However, if many people used this, the amount of data generated would be astounding. The development of big data capabilities over the next decade predicted by IT researchers will play an important role in these grand-scale AR projects as providers seek to store increasingly data-rich media from the input. On the back end, the size of the database required to provide relevant information in enough contexts for AR overlays to have mass appeal, will not be modest. Image recognition for something as simple as a company logo on the Web requires scanning through petabytes of data. Already requiring several petabytes, AR endeavors like Google Glass could quickly push storage requirements into the next few data measurement units -- exabytes, zettabytes or even yottabytes.
Google is not the only contender in AR, though. Other companies are looking at ways to integrate AR by utilizing cloud and social technology. For example, NEC Biglobe and Vuzix teamed up to develop AR glasses focused on recognizing people's faces and pairing the information up with their Facebook and Twitter accounts. AR applications in social technology like this will appeal to the masses, but businesses will also likely find interest as they increasingly utilize less public social technologies such as Salesforce's Chatter.
It may be too early to say how large a role AR will play in the next few years, but tools that can boost profits are bound for success. AR developers are certainly keeping big business in mind.

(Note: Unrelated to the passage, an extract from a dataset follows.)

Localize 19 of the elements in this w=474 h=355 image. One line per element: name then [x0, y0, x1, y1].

As AR develops, the most visible utilization will be in commerce. AR can facilitate a 3D view of a product traditionally advertised in 2D. Lego has already been using AR to allow people to get a preview of what is inside the boxes on shelves. Several other retailers are also looking at ways to integrate AR content into catalogues and magazines.

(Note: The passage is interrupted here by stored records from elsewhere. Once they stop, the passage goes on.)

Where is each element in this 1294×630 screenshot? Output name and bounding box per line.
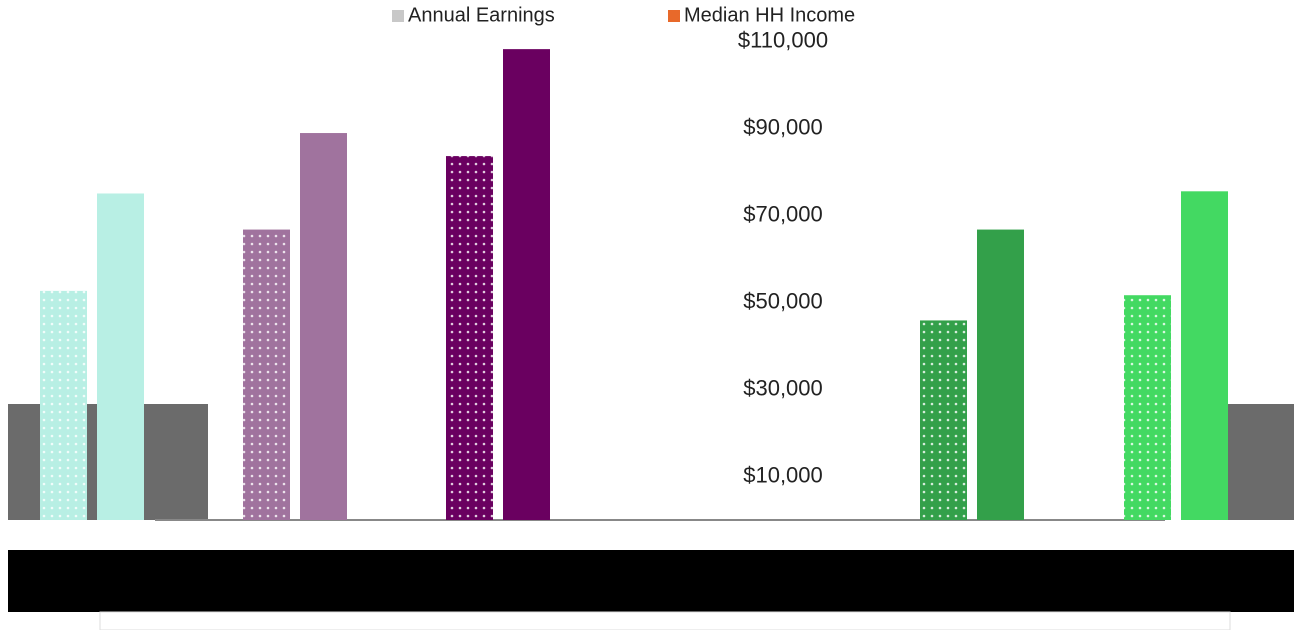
bar [503, 49, 550, 521]
legend: Annual Earnings Median HH Income [392, 4, 855, 26]
bar [97, 193, 144, 520]
bar-pattern [920, 320, 967, 520]
legend-swatch [392, 10, 404, 22]
y-tick-label: $30,000 [743, 375, 823, 400]
y-tick-label: $10,000 [743, 462, 823, 487]
footer-box [99, 611, 1231, 630]
bar [300, 133, 347, 521]
y-tick-label: $90,000 [743, 115, 823, 140]
y-tick-label: $110,000 [738, 28, 828, 53]
bar [1181, 191, 1228, 520]
legend-label: Median HH Income [684, 4, 855, 26]
bar [977, 229, 1024, 520]
y-tick-label: $70,000 [743, 201, 823, 226]
bar-pattern [40, 290, 87, 520]
bar-pattern [243, 229, 290, 520]
bar-pattern [1124, 295, 1171, 520]
y-tick-label: $50,000 [743, 288, 823, 313]
footer-band [8, 550, 1294, 612]
bar-pattern [446, 156, 493, 520]
legend-swatch [668, 10, 680, 22]
legend-label: Annual Earnings [408, 4, 555, 26]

Retailers may also use AR to supplement what customers see in their stores with additional online options. Details and specifications for products can also be made readily available through AR.
In the office, AR could be used to increase the effectiveness of collaborative efforts by allowing teams to meet in person or virtually while viewing and manipulating a single set of data. Companies like Gravity Jack have already developed an indoor AR office. If this could be accessed via the cloud, it could potentially bring the bring your own device (BYOD) revolution to an entirely new level.
Augmented reality business cards are also becoming more common as people find it an engaging and more useful way to share business information (the amount of information you can make available this way is vastly greater). An AR business card has an image that, when read by a mobile device with a camera, can display everything from a headshot to a resume, LinkedIn account information, personalized video, etc.